The Government of Cuba confirmed on Tuesday the holding of a round of talks on migration with U.S. officials next Thursday, which would be the first high-level meeting between the two governments of the current Joe Biden administration.

The meeting will take place in Washington, as explained on Twitter by the Cuban Foreign Ministry, which added that its delegation “will be chaired by Carlos Fernández de Cossío, deputy minister of foreign affairs.”

The announcement came six days after the U.S. Immigration and Customs Control (ICE) reported that the Cuban government has not accepted the repatriation of Cubans for months.

According to ICE, Cuba has not accepted any deportation of Cubans since last October by commercial or charter flights from United States territory. During this time, only 20 Cubans have voluntarily returned to the island from the United States.

Infobae

The departure of Cubans, mainly to the United States, has increased markedly in recent months, something that experts link first of all to the serious economic crisis that the island is going through.

According to data from US immigration authorities, between October and February some 47,331 Cuban migrants entered the United States, after a record number of 16,657 reached the border in February alone.

Havana, which advocates orderly, legal and controlled migration, accuses Washington of encouraging irregular flows to the United States and of breaching bilateral agreements on migration.

The Cuban Government also attributes the increase in migration to the entry into force of the Cuban Adjustment Act of 1966, which allows Cubans to apply for permanent residence in the United States a year and one day to stay in that country.

EXILE REJECTED NEGOTIATIONS

The Assembly of the Cuban Resistance, which brings together several opposition organizations from inside and outside the island, expressed its rejection on Tuesday of the beginning of talks about the migration crisis between the United States Government and the “communist tyranny.”

The assembly recalled that “the Castro regime is a regime that violates human rights that has committed and is committing crimes against humanity” and therefore “these negotiations send a message of weakness and not of support to the Cuban people, at a time when the struggle for freedom is progressively increasing in the country.”
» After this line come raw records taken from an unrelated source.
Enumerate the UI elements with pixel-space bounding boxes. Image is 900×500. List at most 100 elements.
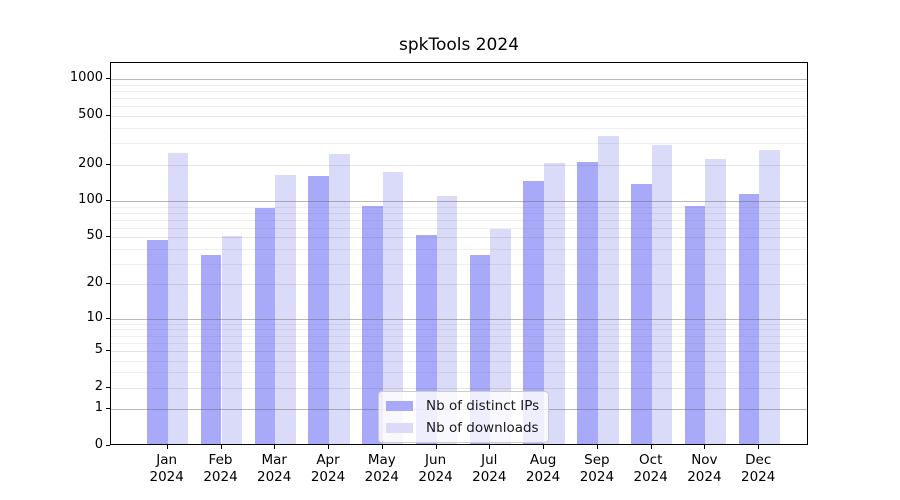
bar-nb-of-downloads-oct-2024	[651, 145, 673, 444]
legend-label-downloads: Nb of downloads	[426, 420, 539, 436]
bar-nb-of-downloads-jul-2024	[490, 229, 511, 444]
y-tick-mark-1000	[106, 78, 110, 80]
bar-nb-of-distinct-ips-may-2024	[362, 205, 383, 444]
legend: Nb of distinct IPs Nb of downloads	[378, 391, 550, 443]
y-tick-label-2: 2	[94, 378, 103, 394]
bar-nb-of-downloads-dec-2024	[759, 149, 780, 444]
bar-nb-of-distinct-ips-mar-2024	[254, 207, 276, 444]
bar-nb-of-downloads-mar-2024	[275, 175, 296, 444]
bar-nb-of-distinct-ips-jan-2024	[147, 239, 168, 444]
x-tick-mark-sep-2024	[596, 445, 598, 449]
x-tick-label-line: Nov	[691, 452, 718, 468]
bar-nb-of-distinct-ips-feb-2024	[200, 255, 222, 444]
x-tick-mark-mar-2024	[274, 445, 276, 449]
bar-nb-of-downloads-aug-2024	[544, 162, 565, 444]
x-tick-label-apr-2024: Apr 2024	[293, 452, 363, 485]
x-tick-label-line: Jun	[425, 452, 447, 468]
x-tick-mark-dec-2024	[758, 445, 760, 449]
y-tick-mark-500	[106, 115, 110, 117]
x-tick-label-line: Jul	[481, 452, 498, 468]
y-tick-label-500: 500	[78, 107, 103, 123]
y-tick-mark-0	[106, 445, 110, 446]
x-tick-mark-nov-2024	[704, 445, 706, 449]
x-tick-label-sep-2024: Sep 2024	[562, 452, 632, 485]
x-tick-label-line: May	[367, 452, 396, 468]
x-tick-label-line: 2024	[741, 468, 776, 485]
x-tick-label-aug-2024: Aug 2024	[508, 452, 578, 485]
x-tick-label-mar-2024: Mar 2024	[239, 452, 309, 485]
y-tick-mark-20	[106, 283, 110, 285]
y-tick-mark-100	[106, 200, 110, 202]
y-tick-label-1000: 1000	[69, 70, 103, 86]
bar-nb-of-downloads-jan-2024	[167, 152, 189, 444]
bar-nb-of-distinct-ips-apr-2024	[308, 176, 329, 444]
x-tick-label-line: 2024	[310, 468, 346, 485]
x-tick-mark-feb-2024	[220, 445, 222, 449]
bar-nb-of-downloads-may-2024	[382, 171, 404, 444]
x-tick-mark-apr-2024	[328, 445, 329, 449]
x-tick-mark-jun-2024	[435, 445, 437, 449]
bar-nb-of-downloads-nov-2024	[705, 159, 727, 444]
y-tick-label-5: 5	[94, 341, 103, 357]
x-tick-label-line: Jan	[156, 452, 178, 468]
x-tick-label-line: Aug	[529, 452, 557, 468]
x-tick-label-line: 2024	[472, 468, 507, 485]
y-tick-label-200: 200	[78, 155, 103, 171]
chart-title: spkTools 2024	[398, 35, 520, 55]
y-tick-mark-5	[106, 349, 110, 351]
x-tick-label-jan-2024: Jan 2024	[132, 452, 202, 485]
x-tick-label-line: 2024	[525, 468, 561, 485]
x-tick-mark-jul-2024	[489, 445, 491, 449]
x-tick-label-line: Oct	[639, 452, 663, 468]
x-tick-mark-may-2024	[381, 445, 383, 449]
y-tick-mark-10	[106, 317, 110, 319]
x-tick-label-oct-2024: Oct 2024	[616, 452, 686, 485]
x-tick-label-line: 2024	[149, 468, 184, 485]
x-tick-mark-jan-2024	[166, 445, 168, 449]
x-tick-label-jul-2024: Jul 2024	[454, 452, 524, 485]
legend-item-distinct-ips: Nb of distinct IPs	[386, 397, 539, 415]
y-tick-label-50: 50	[86, 228, 103, 244]
bar-nb-of-distinct-ips-sep-2024	[577, 162, 598, 444]
bar-nb-of-distinct-ips-oct-2024	[631, 183, 652, 444]
y-tick-label-10: 10	[86, 309, 103, 325]
y-tick-mark-50	[106, 236, 110, 238]
bar-nb-of-downloads-feb-2024	[221, 236, 243, 444]
x-tick-label-nov-2024: Nov 2024	[669, 452, 739, 485]
x-tick-label-line: 2024	[257, 468, 292, 485]
legend-item-downloads: Nb of downloads	[386, 419, 539, 437]
x-tick-label-line: 2024	[418, 468, 453, 485]
x-tick-label-line: 2024	[579, 468, 615, 485]
y-tick-mark-200	[106, 163, 110, 165]
x-tick-label-line: 2024	[203, 468, 238, 485]
x-tick-label-line: Dec	[745, 452, 772, 468]
y-tick-label-20: 20	[86, 275, 103, 291]
bar-nb-of-downloads-jun-2024	[436, 195, 458, 444]
x-tick-label-dec-2024: Dec 2024	[723, 452, 793, 485]
y-tick-mark-2	[106, 386, 110, 388]
x-tick-label-line: Feb	[208, 452, 233, 468]
legend-swatch-downloads	[386, 423, 413, 433]
x-tick-label-feb-2024: Feb 2024	[186, 452, 256, 485]
plot-area	[110, 62, 808, 445]
bar-nb-of-downloads-apr-2024	[329, 154, 350, 444]
x-tick-label-jun-2024: Jun 2024	[401, 452, 471, 485]
x-tick-mark-oct-2024	[650, 445, 652, 449]
bar-nb-of-distinct-ips-dec-2024	[738, 193, 760, 444]
bar-nb-of-distinct-ips-aug-2024	[523, 180, 545, 444]
y-tick-label-1: 1	[94, 400, 103, 416]
legend-label-distinct-ips: Nb of distinct IPs	[426, 398, 540, 414]
bar-nb-of-distinct-ips-nov-2024	[684, 205, 706, 444]
x-tick-label-may-2024: May 2024	[347, 452, 417, 485]
y-tick-label-100: 100	[78, 192, 103, 208]
x-tick-mark-aug-2024	[543, 445, 545, 449]
x-tick-label-line: 2024	[364, 468, 399, 485]
x-tick-label-line: 2024	[687, 468, 722, 485]
legend-swatch-distinct-ips	[386, 401, 413, 411]
x-tick-label-line: Mar	[261, 452, 287, 468]
y-tick-label-0: 0	[94, 437, 103, 452]
x-tick-label-line: Apr	[316, 452, 340, 468]
bar-nb-of-downloads-sep-2024	[597, 135, 619, 444]
bars-layer	[111, 63, 807, 444]
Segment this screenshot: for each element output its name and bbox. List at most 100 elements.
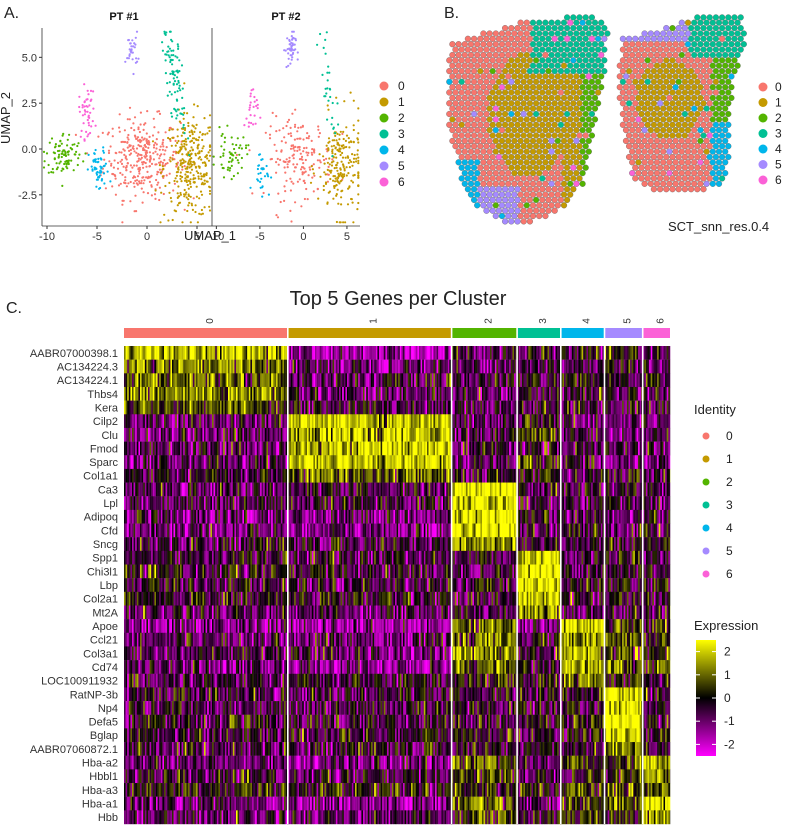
- heatmap-cell: [149, 346, 152, 360]
- spatial-spot-cluster-1: [542, 159, 549, 166]
- heatmap-cell: [164, 373, 166, 388]
- umap-point-cluster-1: [178, 195, 181, 198]
- umap-point-cluster-1: [184, 173, 187, 176]
- umap-point-cluster-6: [82, 122, 85, 125]
- heatmap-cell: [231, 373, 233, 388]
- umap-point-cluster-3: [171, 63, 174, 66]
- spatial-spot-cluster-0: [489, 35, 496, 42]
- spatial-spot-cluster-5: [548, 148, 555, 155]
- heatmap-cell: [449, 414, 452, 429]
- spatial-spot-cluster-0: [638, 175, 645, 182]
- heatmap-cell: [356, 400, 359, 415]
- heatmap-cell: [138, 400, 141, 415]
- spatial-spot-cluster-0: [449, 62, 456, 69]
- heatmap-cell: [588, 400, 590, 415]
- umap-point-cluster-0: [168, 126, 171, 130]
- heatmap-cell: [148, 386, 150, 401]
- spatial-spot-cluster-0: [502, 25, 509, 32]
- spatial-spot-cluster-3: [548, 19, 555, 26]
- umap-point-cluster-0: [311, 148, 314, 151]
- heatmap-cell: [323, 373, 325, 388]
- umap-point-cluster-0: [288, 159, 291, 162]
- umap-point-cluster-0: [124, 176, 127, 179]
- umap-point-cluster-0: [148, 160, 151, 163]
- spatial-legend-title: SCT_snn_res.0.4: [668, 219, 769, 234]
- umap-point-cluster-4: [256, 178, 259, 181]
- heatmap-cell: [428, 359, 431, 374]
- heatmap-cell: [542, 359, 545, 374]
- spatial-spot-cluster-2: [533, 196, 540, 203]
- spatial-spot-cluster-0: [471, 143, 478, 150]
- umap-y-tick-label: 2.5: [22, 98, 37, 110]
- heatmap-cell: [152, 359, 155, 374]
- heatmap-cell: [523, 359, 526, 374]
- heatmap-cell: [439, 346, 442, 360]
- spatial-spot-cluster-0: [703, 62, 710, 69]
- spatial-spot-cluster-2: [533, 57, 540, 64]
- heatmap-cell: [545, 359, 548, 374]
- spatial-spot-cluster-0: [635, 148, 642, 155]
- umap-point-cluster-1: [171, 128, 174, 131]
- umap-point-cluster-1: [173, 179, 176, 183]
- spatial-spot-cluster-0: [458, 110, 465, 118]
- umap-point-cluster-0: [164, 131, 167, 134]
- heatmap-cell: [580, 400, 582, 415]
- heatmap-cell: [315, 386, 317, 401]
- heatmap-cell: [215, 414, 217, 429]
- heatmap-cell: [655, 400, 658, 415]
- heatmap-cell: [430, 414, 432, 429]
- spatial-spot-cluster-3: [536, 19, 543, 26]
- heatmap-cell: [157, 373, 160, 388]
- spatial-spot-cluster-3: [582, 25, 589, 32]
- heatmap-cell: [377, 359, 380, 374]
- heatmap-cell: [372, 414, 375, 429]
- heatmap-cell: [180, 346, 182, 360]
- heatmap-cell: [520, 346, 523, 360]
- heatmap-cell: [324, 386, 327, 401]
- spatial-spot-cluster-1: [554, 148, 561, 155]
- heatmap-cell: [658, 346, 661, 360]
- umap-point-cluster-1: [176, 141, 179, 144]
- spatial-spot-cluster-5: [663, 35, 670, 42]
- umap-point-cluster-3: [161, 41, 164, 44]
- heatmap-cell: [507, 373, 510, 388]
- heatmap-cell: [552, 400, 555, 415]
- spatial-spot-cluster-0: [486, 41, 493, 48]
- spatial-spot-cluster-1: [526, 100, 533, 107]
- heatmap-cell: [285, 400, 288, 415]
- umap-point-cluster-1: [348, 166, 351, 169]
- heatmap-cell: [359, 414, 362, 429]
- heatmap-cell: [461, 373, 463, 388]
- spatial-spot-cluster-3: [567, 51, 574, 59]
- spatial-spot-cluster-0: [526, 196, 533, 203]
- heatmap-cell: [482, 386, 484, 401]
- heatmap-cell: [482, 400, 484, 415]
- umap-point-cluster-5: [132, 72, 135, 76]
- spatial-spot-cluster-1: [567, 159, 574, 166]
- heatmap-cell: [132, 386, 134, 401]
- heatmap-cell: [245, 400, 248, 415]
- heatmap-cell: [567, 386, 569, 401]
- spatial-spot-cluster-1: [486, 94, 493, 101]
- heatmap-cell: [383, 400, 386, 415]
- heatmap-cell: [280, 346, 283, 360]
- spatial-spot-cluster-0: [706, 164, 713, 171]
- heatmap-cell: [477, 346, 479, 360]
- umap-point-cluster-1: [173, 209, 176, 212]
- umap-point-cluster-2: [62, 132, 65, 135]
- spatial-spot-cluster-2: [579, 73, 586, 80]
- umap-point-cluster-0: [157, 131, 160, 134]
- umap-point-cluster-1: [181, 175, 184, 179]
- spatial-spot-cluster-1: [542, 73, 549, 80]
- spatial-spot-cluster-6: [598, 51, 605, 59]
- spatial-spot-cluster-0: [523, 212, 530, 220]
- umap-point-cluster-2: [222, 154, 225, 157]
- umap-point-cluster-0: [146, 192, 150, 195]
- heatmap-cell: [375, 373, 378, 388]
- heatmap-cell: [454, 373, 457, 388]
- spatial-spot-cluster-0: [483, 132, 490, 139]
- heatmap-cell: [501, 414, 503, 429]
- spatial-spot-cluster-3: [700, 25, 707, 32]
- heatmap-cell: [375, 400, 378, 415]
- heatmap-cell: [329, 346, 332, 360]
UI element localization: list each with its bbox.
The group of opposition organizations recalled that after the protests in Cuba on July 11, 2021, and the series of mass trials and convictions of protesters that they have provoked, the exchange between officials from both countries “constitutes a real gift to a dictatorship that must be punished for its oppression of the Cuban people.”

The Assembly of the Cuban Resistance also pointed out that the increase in the arrival of Cubans to the United States “is not surprising,” since it is the result of a “migratory pressure that the regime has exerted against the American Government in recent months” as an “escape valve” in the face of the “rebelliousness of the Cuban people.”

“Migration to the United States, particularly under Democratic administrations, has been used so many times by the Castro dictatorship as a political weapon that the maneuver is sadly predictable,” the group said in a statement.

He also recalled that the Cuban Government has expressed its full support for the Russian aggression against Ukraine.